Рэм Федорович наслаждался: кроме сервировки, музыки и друга вырисовывался спор, которые он любил больше научной работы, а возможно, научную работу любил именно за споры.

– В чем же я софист?

– Перескочил с материи на социальность.

– Я хотел показать, что уж коли естественна главная подлость мира смерть, то остальные подлости тем более естественны.

– Восставать против законов природы, Сережа, позволено лишь богам.

– В смирении перед смертью есть что-то рабское.

И промелькнуло, исчезая…

…Человек, который находит смерть естественной, недостоин жизни…

Пронеслась. Иногда Рябинину хотелось поймать убегающую мысль – куда они бегут, уж не в космос ли? А иногда был рад этому стремительному исчезновению, ибо поймай он ее, не знал бы, что с ней делать.

– Осознавать реальность не рабство, а мудрость. Налить еще чаю?

Рябинин кивнул.

– Значит я не мудр.

– А ты мудрым никогда и не будешь.

– Почему же?

– Ты романтик, а они до смерти остаются наивными.

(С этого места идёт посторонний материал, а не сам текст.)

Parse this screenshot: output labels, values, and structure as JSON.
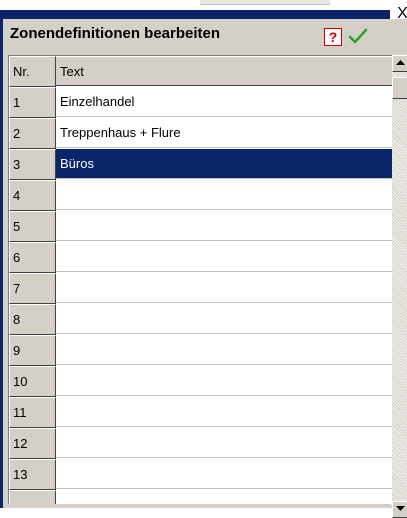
{
  "window": {
    "title": "Zonendefinitionen bearbeiten",
    "close_glyph": "X"
  },
  "toolbar": {
    "help_label": "?",
    "ok_icon": "checkmark-icon"
  },
  "grid": {
    "columns": [
      "Nr.",
      "Text"
    ],
    "rows": [
      {
        "nr": "1",
        "text": "Einzelhandel"
      },
      {
        "nr": "2",
        "text": "Treppenhaus + Flure"
      },
      {
        "nr": "3",
        "text": "Büros"
      },
      {
        "nr": "4",
        "text": ""
      },
      {
        "nr": "5",
        "text": ""
      },
      {
        "nr": "6",
        "text": ""
      },
      {
        "nr": "7",
        "text": ""
      },
      {
        "nr": "8",
        "text": ""
      },
      {
        "nr": "9",
        "text": ""
      },
      {
        "nr": "10",
        "text": ""
      },
      {
        "nr": "11",
        "text": ""
      },
      {
        "nr": "12",
        "text": ""
      },
      {
        "nr": "13",
        "text": ""
      },
      {
        "nr": "",
        "text": ""
      }
    ],
    "selected_row": 3
  },
  "colors": {
    "title_bar": "#0a246a",
    "selection": "#0a246a",
    "help": "#cc0000",
    "ok": "#2aa52a"
  }
}
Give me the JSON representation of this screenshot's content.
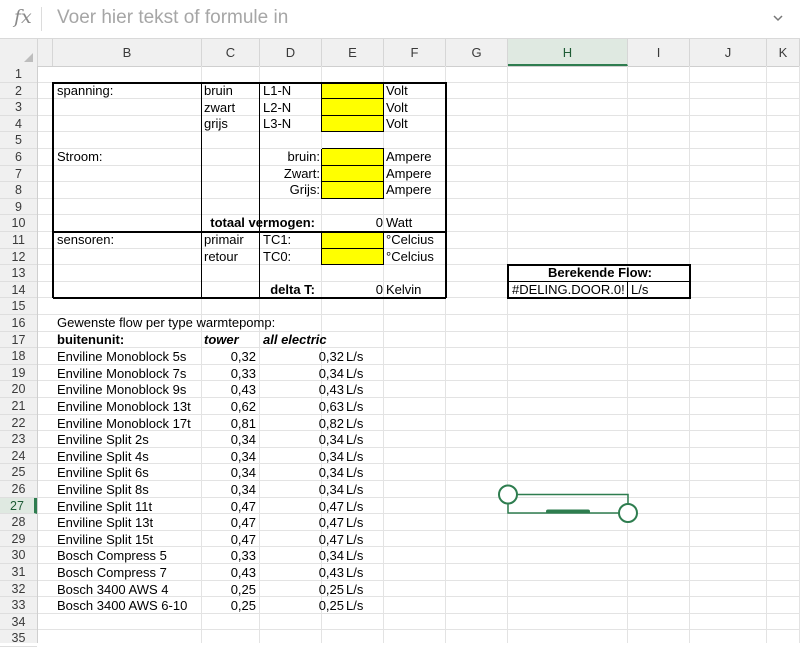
{
  "formula_bar": {
    "fx_label": "fx",
    "placeholder": "Voer hier tekst of formule in"
  },
  "columns": [
    "B",
    "C",
    "D",
    "E",
    "F",
    "G",
    "H",
    "I",
    "J",
    "K"
  ],
  "selected_column": "H",
  "selected_row": 27,
  "rows": [
    "1",
    "2",
    "3",
    "4",
    "5",
    "6",
    "7",
    "8",
    "9",
    "10",
    "11",
    "12",
    "13",
    "14",
    "15",
    "16",
    "17",
    "18",
    "19",
    "20",
    "21",
    "22",
    "23",
    "24",
    "25",
    "26",
    "27",
    "28",
    "29",
    "30",
    "31",
    "32",
    "33",
    "34",
    "35"
  ],
  "block": {
    "spanning": "spanning:",
    "bruin": "bruin",
    "zwart": "zwart",
    "grijs": "grijs",
    "l1n": "L1-N",
    "l2n": "L2-N",
    "l3n": "L3-N",
    "volt": "Volt",
    "stroom": "Stroom:",
    "bruin_c": "bruin:",
    "zwart_c": "Zwart:",
    "grijs_c": "Grijs:",
    "ampere": "Ampere",
    "totaal": "totaal vermogen:",
    "totaal_val": "0",
    "watt": "Watt",
    "sensoren": "sensoren:",
    "primair": "primair",
    "retour": "retour",
    "tc1": "TC1:",
    "tc0": "TC0:",
    "celcius": "°Celcius",
    "delta": "delta T:",
    "delta_val": "0",
    "kelvin": "Kelvin"
  },
  "flow_box": {
    "title": "Berekende Flow:",
    "value": "#DELING.DOOR.0!",
    "unit": "L/s"
  },
  "table": {
    "caption": "Gewenste flow per type warmtepomp:",
    "h_unit": "buitenunit:",
    "h_tower": "tower",
    "h_all": "all electric",
    "unit": "L/s",
    "rows": [
      {
        "name": "Enviline Monoblock 5s",
        "tower": "0,32",
        "all": "0,32"
      },
      {
        "name": "Enviline Monoblock 7s",
        "tower": "0,33",
        "all": "0,34"
      },
      {
        "name": "Enviline Monoblock 9s",
        "tower": "0,43",
        "all": "0,43"
      },
      {
        "name": "Enviline Monoblock 13t",
        "tower": "0,62",
        "all": "0,63"
      },
      {
        "name": "Enviline Monoblock 17t",
        "tower": "0,81",
        "all": "0,82"
      },
      {
        "name": "Enviline Split 2s",
        "tower": "0,34",
        "all": "0,34"
      },
      {
        "name": "Enviline Split 4s",
        "tower": "0,34",
        "all": "0,34"
      },
      {
        "name": "Enviline Split 6s",
        "tower": "0,34",
        "all": "0,34"
      },
      {
        "name": "Enviline Split 8s",
        "tower": "0,34",
        "all": "0,34"
      },
      {
        "name": "Enviline Split 11t",
        "tower": "0,47",
        "all": "0,47"
      },
      {
        "name": "Enviline Split 13t",
        "tower": "0,47",
        "all": "0,47"
      },
      {
        "name": "Enviline Split 15t",
        "tower": "0,47",
        "all": "0,47"
      },
      {
        "name": "Bosch Compress 5",
        "tower": "0,33",
        "all": "0,34"
      },
      {
        "name": "Bosch Compress 7",
        "tower": "0,43",
        "all": "0,43"
      },
      {
        "name": "Bosch 3400 AWS 4",
        "tower": "0,25",
        "all": "0,25"
      },
      {
        "name": "Bosch 3400 AWS 6-10",
        "tower": "0,25",
        "all": "0,25"
      }
    ]
  },
  "colors": {
    "accent": "#2e7d4f",
    "input_fill": "#ffff00",
    "header_bg": "#f0f0f0"
  }
}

Рябинин подошел к другой стене, к другому стеллажу, где не было ни одной книги. Породы, минералы, друзы, глыбы, кристаллы… Крепчайший каменный мир, тот самый, который превращается в прах. Неужели вот этот длиннющий и яркий, как ракета, кристалл горного хрусталя станет пылью? Неужели этот кусок сахарного мрамора рассыплется? Неужели эти золотые кубики вкрапленного пирита станут пылинками? Неужели васильковый лазурит, лимонный топаз и медовый янтарь превратятся в ничто? И неужели тот бриллиант, из-за которого умер человек, тоже станет прахом? Тогда зачем же…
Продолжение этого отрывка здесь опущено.